Dans le bloc before nous avons créé un mock de l’objet servant à communiquer avec l’API de tweeter puisque dans nos test nous ne souhaitons pas réellement contacter l’API de twitter mais simplement simuler son comportement.

Nous déclarons ensuite deux accesseurs paresseux, l’un instanciant notre classe avec en paramètre le mock de l’API Twitter puis un autre qui contient simplement le contenu à envoyer sur le réseau social.

Ensuite on déclare notre test qui va s’assurer que notre classe ajoute bien une chaîne l’identifiant à la fin du message original.

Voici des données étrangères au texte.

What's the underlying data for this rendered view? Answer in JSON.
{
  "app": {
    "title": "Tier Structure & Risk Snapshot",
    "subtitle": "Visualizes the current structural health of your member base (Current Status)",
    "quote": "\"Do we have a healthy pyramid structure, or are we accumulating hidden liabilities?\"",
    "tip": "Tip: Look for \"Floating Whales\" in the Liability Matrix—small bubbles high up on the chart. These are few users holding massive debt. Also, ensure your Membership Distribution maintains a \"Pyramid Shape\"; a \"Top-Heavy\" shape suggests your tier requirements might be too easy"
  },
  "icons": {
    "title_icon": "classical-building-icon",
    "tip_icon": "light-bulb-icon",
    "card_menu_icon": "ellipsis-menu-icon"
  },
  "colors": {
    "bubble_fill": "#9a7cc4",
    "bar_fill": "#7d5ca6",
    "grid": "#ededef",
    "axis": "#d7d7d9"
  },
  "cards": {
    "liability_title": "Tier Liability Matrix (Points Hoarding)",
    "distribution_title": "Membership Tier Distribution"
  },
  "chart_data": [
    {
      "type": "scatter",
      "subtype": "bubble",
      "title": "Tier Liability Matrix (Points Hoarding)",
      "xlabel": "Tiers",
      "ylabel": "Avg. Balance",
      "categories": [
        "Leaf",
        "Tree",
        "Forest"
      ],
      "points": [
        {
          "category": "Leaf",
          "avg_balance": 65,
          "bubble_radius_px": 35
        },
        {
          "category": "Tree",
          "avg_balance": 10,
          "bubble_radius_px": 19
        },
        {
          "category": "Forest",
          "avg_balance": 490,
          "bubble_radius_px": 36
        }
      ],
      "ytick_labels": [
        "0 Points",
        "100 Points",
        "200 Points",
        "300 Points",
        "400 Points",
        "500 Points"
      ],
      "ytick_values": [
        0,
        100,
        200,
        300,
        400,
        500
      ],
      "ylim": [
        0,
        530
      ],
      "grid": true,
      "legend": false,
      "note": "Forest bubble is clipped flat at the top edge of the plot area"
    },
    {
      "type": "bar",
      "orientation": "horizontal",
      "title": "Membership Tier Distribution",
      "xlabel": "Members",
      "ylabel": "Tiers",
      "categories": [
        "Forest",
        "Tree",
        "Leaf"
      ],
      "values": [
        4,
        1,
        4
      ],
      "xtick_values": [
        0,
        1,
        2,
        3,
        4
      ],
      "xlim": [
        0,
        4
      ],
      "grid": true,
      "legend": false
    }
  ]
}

On fait savoir à notre mock qu’il doit normalement être appelé via sa méthode post avec en paramètre la chaîne “#{content} from SocialMedia class” et que dans ce cas il retournera true.

On appelle ensuite la méthode de notre classe qui est censée déclencher l’appel à la méthode post de l’API en lui passant le contenu d’origine.

Finalement, on s’assure avec assert que notre mock a bien été appelé comme prévu.

Si le test passe, on a donc l’assurance que les objets utilisés en interne dans notre méthode on bien été appelés avec les paramètres attendus. Dans notre cas, ça revient à confirmer que notre classe appelle bien la méthode post de l’objet API fourni et lui passe en argument la chaîne modifiée.

Conclusion

Vous connaissez maintenant toutes les bases vous permettant d’écrire des tests automatisés. Vous verrez que très rapidement l’écriture de tests deviendra naturelle et que vous ferez de plus en plus de TDD sans vous en rendre compte.

Les tests sont sans aucun doute possible l’un de vos meilleurs alliés pour écrire un code de qualité et que vous pourrez faire évoluer sur le long terme sans vous tirer les cheveux.